Tra i poeti, certamente il nome di Erminio Giulio Caputo fu molto conosciuto e apprezzato. Anche se la pignola ‘accademia’ leccese non gli perdonò di aver inserito, a piè di pagina della sua raccolta ‘La chesùra’, la traduzione in italiano, E anche sulla copertina del libro, edito da Capone, vi è la traduzione in lingua, tra parentesi, che recita: ‘il campo chiuso’. Sui significati della poesia di Caputo, si sofferma a lungo Nicola G.De Donno che compie, nella prefazione a ‘La Chesùra’, una vera e propria lezione sul dialetto salentino, pagine importanti ed esemplari che dovrebbero essere lette e meditate da tutti coloro che si dedicano a poetare nel nostro dialetto.

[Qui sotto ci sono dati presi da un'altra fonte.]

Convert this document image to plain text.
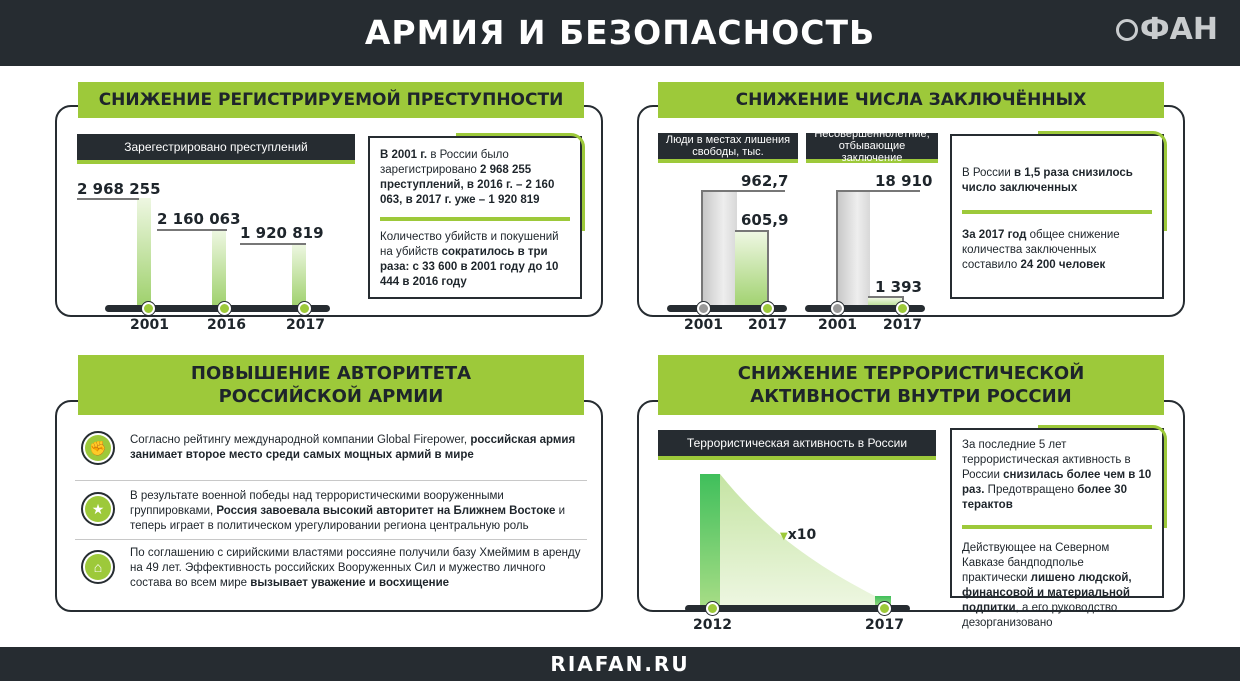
АРМИЯ И БЕЗОПАСНОСТЬ	ФАН
СНИЖЕНИЕ РЕГИСТРИРУЕМОЙ ПРЕСТУПНОСТИ
Зарегестрировано преступлений
2 968 255
2 160 063
1 920 819
2001	2016	2017
В 2001 г. в России было зарегистрировано 2 968 255 преступлений, в 2016 г. – 2 160 063, в 2017 г. уже – 1 920 819
Количество убийств и покушений на убийств сократилось в три раза: с 33 600 в 2001 году до 10 444 в 2016 году
СНИЖЕНИЕ ЧИСЛА ЗАКЛЮЧЁННЫХ
Люди в местах лишения свободы, тыс.
Несовершеннолетние, отбывающие заключение
962,7
605,9
18 910
1 393
2001 2017 2001 2017
В России в 1,5 раза снизилось число заключенных
За 2017 год общее снижение количества заключенных составило 24 200 человек
ПОВЫШЕНИЕ АВТОРИТЕТА РОССИЙСКОЙ АРМИИ
✊	Согласно рейтингу международной компании Global Firepower, российская армия занимает второе место среди самых мощных армий в мире
★
В результате военной победы над террористическими вооруженными группировками, Россия завоевала высокий авторитет на Ближнем Востоке и теперь играет в политическом урегулировании региона центральную роль
⌂
По соглашению с сирийскими властями россияне получили базу Хмеймим в аренду на 49 лет. Эффективность российских Вооруженных Сил и мужество личного состава во всем мире вызывает уважение и восхищение
СНИЖЕНИЕ ТЕРРОРИСТИЧЕСКОЙ АКТИВНОСТИ ВНУТРИ РОССИИ
Террористическая активность в России
▼x10
2012	2017
За последние 5 лет террористическая активность в России снизилась более чем в 10 раз. Предотвращено более 30 терактов
Действующее на Северном Кавказе бандподполье практически лишено людской, финансовой и материальной подпитки, а его руководство дезорганизовано
RIAFAN.RU
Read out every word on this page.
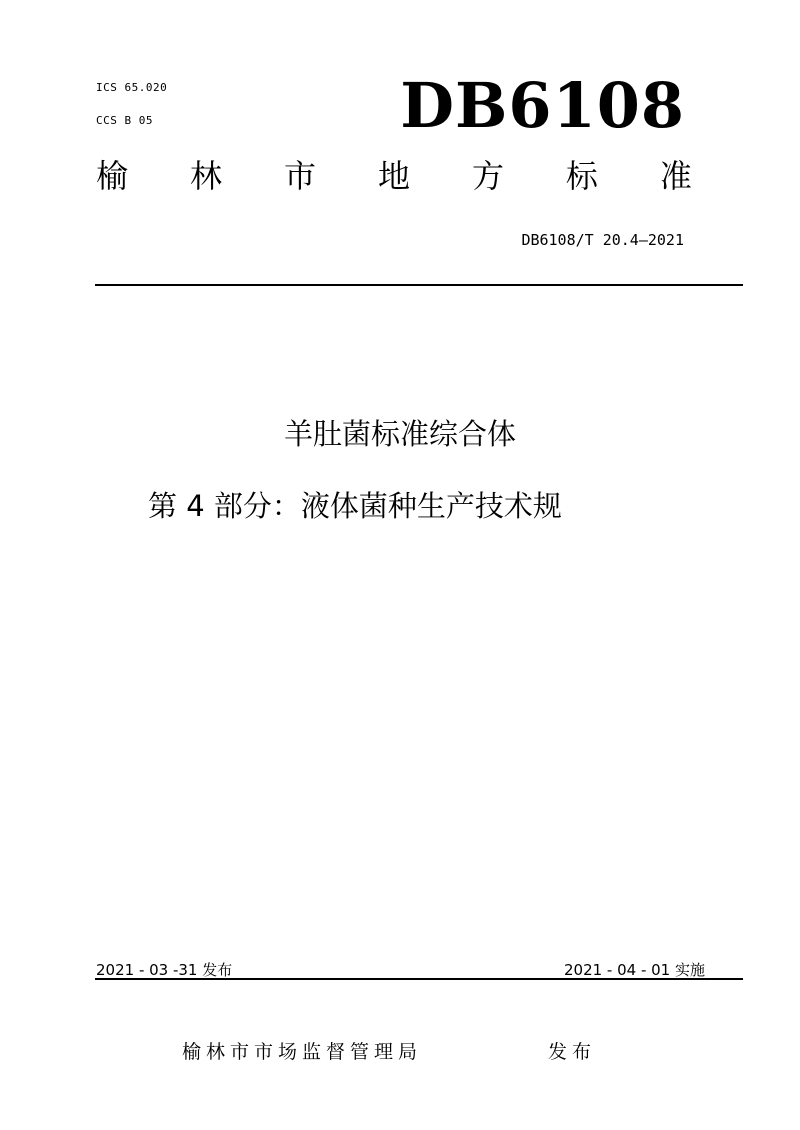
ICS 65.020
CCS B 05	DB6108
榆 林 市 地 方 标 准
DB6108/T 20.4—2021
羊肚菌标准综合体
第 4 部分：液体菌种生产技术规
2021 - 03 -31 发布	2021 - 04 - 01 实施
榆林市市场监督管理局	发布
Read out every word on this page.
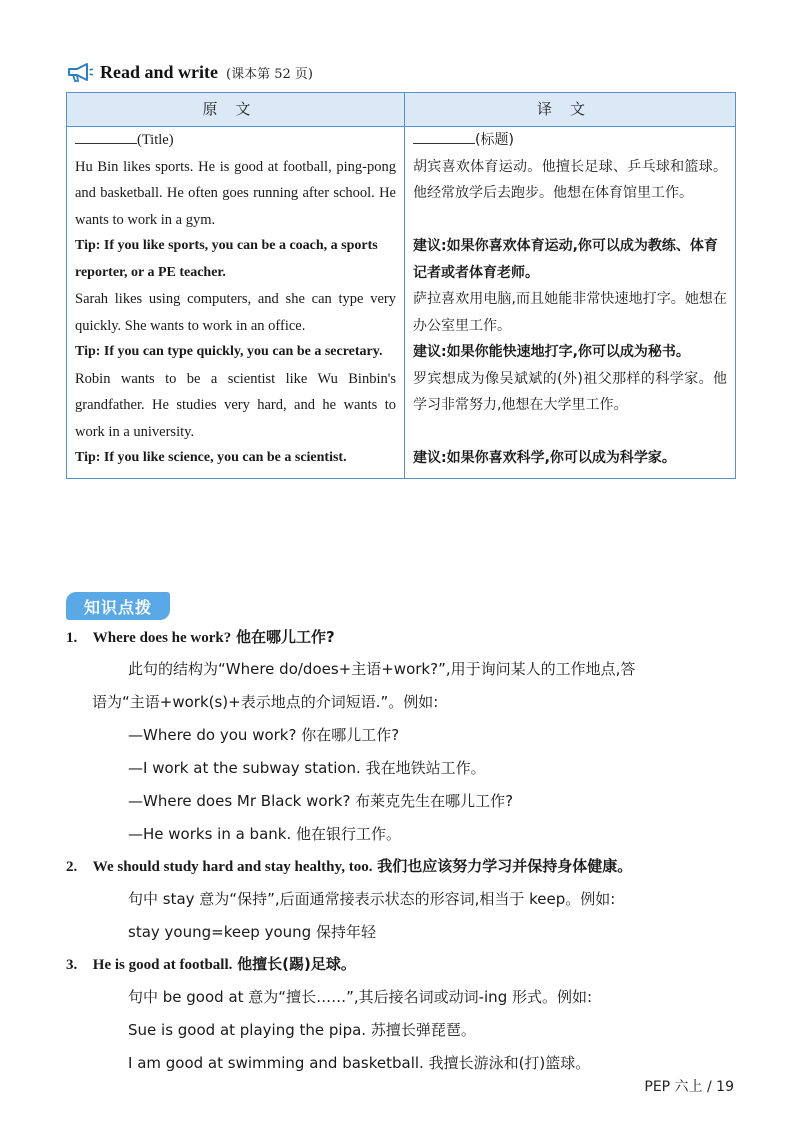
Read and write (课本第 52 页)
原文	译文
(Title)	(标题)
Hu Bin likes sports. He is good at football, ping-pong and basketball. He often goes running after school. He wants to work in a gym.	胡宾喜欢体育运动。他擅长足球、乒乓球和篮球。他经常放学后去跑步。他想在体育馆里工作。
Tip: If you like sports, you can be a coach, a sports reporter, or a PE teacher.	建议:如果你喜欢体育运动,你可以成为教练、体育记者或者体育老师。
Sarah likes using computers, and she can type very quickly. She wants to work in an office.	萨拉喜欢用电脑,而且她能非常快速地打字。她想在办公室里工作。
Tip: If you can type quickly, you can be a secretary.	建议:如果你能快速地打字,你可以成为秘书。
Robin wants to be a scientist like Wu Binbin's grandfather. He studies very hard, and he wants to work in a university.	罗宾想成为像吴斌斌的(外)祖父那样的科学家。他学习非常努力,他想在大学里工作。
Tip: If you like science, you can be a scientist.	建议:如果你喜欢科学,你可以成为科学家。
知识点拨
1. Where does he work? 他在哪儿工作?
此句的结构为“Where do/does+主语+work?”,用于询问某人的工作地点,答
语为“主语+work(s)+表示地点的介词短语.”。例如:
—Where do you work? 你在哪儿工作?
—I work at the subway station. 我在地铁站工作。
—Where does Mr Black work? 布莱克先生在哪儿工作?
—He works in a bank. 他在银行工作。
2. We should study hard and stay healthy, too. 我们也应该努力学习并保持身体健康。
句中 stay 意为“保持”,后面通常接表示状态的形容词,相当于 keep。例如:
stay young=keep young 保持年轻
3. He is good at football. 他擅长(踢)足球。
句中 be good at 意为“擅长……”,其后接名词或动词-ing 形式。例如:
Sue is good at playing the pipa. 苏擅长弹琵琶。
I am good at swimming and basketball. 我擅长游泳和(打)篮球。
PEP 六上 / 19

Caputo, con la sua poesia, in realtà compie una operazione semplice ed efficace: come egli stesso affermava “Scrivo in dialetto perchè è una lingua priva di retorica, essenziale, immediata e fortemente simbolica. Oggi sotto le rozze ondate dei mezzi di comunicazione la Koinè, cioè l’italiano popolare comune, sta diventando sempre più povero. Ci esprimiamo come i personaggi della pubblicità e i presentatori a mezzo busto del video che ripetono parole convenzionali e stereotipe. Le culture popolari regionali, le parlate regionali si vanno omologando e livellando in una italofonia uniforme che sta distruggendo i dialetti e le identità culturali regionali. Da qui la necessità del recupero del dialetto, di un linguaggio che parla al cuore col cuore, che esprime gli aneliti dei tempi che nella coscienza del popolo oscuramente maturano”.
Caputo parlava proprio così, il suo tono colto e spesso drammatico emerge dalla memoria e si conferma nella intervista rilasciata a ‘Il cittadino di Puglia’ a cura di Fernando De Dominicis nel lontano 1980.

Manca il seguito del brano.